The number of British people becoming citizens of another European Union country more than doubled in 2016, the year the UK voted to leave the bloc, official figures showed Monday.
As the pro-Brexit camp waged a campaign in which fears of uncontrolled immigration featured prominently, 6,555 British nationals became citizens of other member states – a rise of 165 percent on the previous year, according to data from the EU statistics agency,Eurostat.
Germany was the biggest recipient, with 2,702 Britons taking citizenship there — more than four times the 2015 figure of just 594. Sweden saw the number double from 453 in 2015 to 978 in 2016.

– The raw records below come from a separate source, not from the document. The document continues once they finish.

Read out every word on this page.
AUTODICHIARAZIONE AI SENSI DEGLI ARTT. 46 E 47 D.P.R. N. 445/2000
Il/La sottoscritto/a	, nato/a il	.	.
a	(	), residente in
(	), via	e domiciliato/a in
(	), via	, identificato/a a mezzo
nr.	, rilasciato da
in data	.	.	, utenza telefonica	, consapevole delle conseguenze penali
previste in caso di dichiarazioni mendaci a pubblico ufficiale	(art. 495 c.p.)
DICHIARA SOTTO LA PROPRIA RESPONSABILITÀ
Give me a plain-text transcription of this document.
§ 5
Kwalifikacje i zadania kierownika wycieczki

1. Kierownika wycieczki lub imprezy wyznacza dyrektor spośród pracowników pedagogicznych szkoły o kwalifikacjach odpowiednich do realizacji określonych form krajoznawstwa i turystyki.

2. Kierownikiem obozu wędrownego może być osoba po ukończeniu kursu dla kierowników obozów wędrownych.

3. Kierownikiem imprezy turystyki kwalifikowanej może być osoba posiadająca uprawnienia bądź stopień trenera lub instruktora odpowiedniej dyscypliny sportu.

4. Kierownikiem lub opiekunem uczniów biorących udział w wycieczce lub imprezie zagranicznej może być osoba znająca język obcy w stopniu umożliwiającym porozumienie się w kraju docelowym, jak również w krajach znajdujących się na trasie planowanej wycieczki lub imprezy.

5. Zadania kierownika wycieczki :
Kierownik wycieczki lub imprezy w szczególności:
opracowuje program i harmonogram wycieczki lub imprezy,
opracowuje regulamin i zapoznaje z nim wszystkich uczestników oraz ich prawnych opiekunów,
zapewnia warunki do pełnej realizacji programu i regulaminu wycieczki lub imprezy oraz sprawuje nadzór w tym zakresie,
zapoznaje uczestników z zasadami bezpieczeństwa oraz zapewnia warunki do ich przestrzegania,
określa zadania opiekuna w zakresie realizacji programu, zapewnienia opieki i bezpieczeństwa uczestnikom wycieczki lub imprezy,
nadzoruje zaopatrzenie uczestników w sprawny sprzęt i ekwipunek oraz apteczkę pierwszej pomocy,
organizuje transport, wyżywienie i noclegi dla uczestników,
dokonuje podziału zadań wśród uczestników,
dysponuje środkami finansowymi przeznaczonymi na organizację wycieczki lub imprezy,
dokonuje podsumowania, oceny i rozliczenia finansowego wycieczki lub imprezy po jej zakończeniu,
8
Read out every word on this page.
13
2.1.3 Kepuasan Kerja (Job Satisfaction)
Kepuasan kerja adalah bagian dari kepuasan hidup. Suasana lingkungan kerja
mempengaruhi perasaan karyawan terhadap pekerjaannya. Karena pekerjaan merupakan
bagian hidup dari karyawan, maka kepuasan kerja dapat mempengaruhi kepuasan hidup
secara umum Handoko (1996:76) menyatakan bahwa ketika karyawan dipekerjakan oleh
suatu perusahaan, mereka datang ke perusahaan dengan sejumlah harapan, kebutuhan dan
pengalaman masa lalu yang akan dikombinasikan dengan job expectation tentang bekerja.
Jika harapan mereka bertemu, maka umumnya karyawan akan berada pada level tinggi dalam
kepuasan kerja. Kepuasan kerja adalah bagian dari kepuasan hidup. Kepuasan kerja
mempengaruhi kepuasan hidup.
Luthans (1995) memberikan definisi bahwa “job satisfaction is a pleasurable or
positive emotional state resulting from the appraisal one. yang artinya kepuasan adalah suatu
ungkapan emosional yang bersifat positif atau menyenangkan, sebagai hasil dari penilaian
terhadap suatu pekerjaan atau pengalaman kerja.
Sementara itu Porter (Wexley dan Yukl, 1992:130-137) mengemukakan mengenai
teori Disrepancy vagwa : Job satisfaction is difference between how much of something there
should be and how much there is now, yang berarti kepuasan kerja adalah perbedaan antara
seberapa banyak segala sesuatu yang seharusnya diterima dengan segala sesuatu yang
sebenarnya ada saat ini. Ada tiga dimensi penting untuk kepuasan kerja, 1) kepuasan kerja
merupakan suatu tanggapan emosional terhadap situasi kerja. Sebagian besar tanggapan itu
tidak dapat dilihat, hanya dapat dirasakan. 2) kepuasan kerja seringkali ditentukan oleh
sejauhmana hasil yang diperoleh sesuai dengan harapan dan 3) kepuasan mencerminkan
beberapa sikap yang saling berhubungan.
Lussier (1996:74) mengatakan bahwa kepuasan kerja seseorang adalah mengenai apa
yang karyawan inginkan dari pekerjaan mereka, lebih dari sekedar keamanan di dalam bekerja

Britain will become the first country to leave the EU on March 29 next year and many of its citizens have applied for citizenship of other bloc members to be sure they will still have the right to travel and work freely in the remaining 27 states.
Anti-Brexit campaign group Best for Britain said the government should be “ashamed that people feel they have no option but to give up their citizenship or apply to be a dual national”.
“These people are giving up part of their identity to try and secure their future,” the group’s spokesman, Paul Butters, said.
Almost a million people were granted citizenship by EU member states in 2016, up by 18 percent on the previous year.
Moroccans made up the largest group with 101,300, most of whom took Spanish, Italian or French citizenship.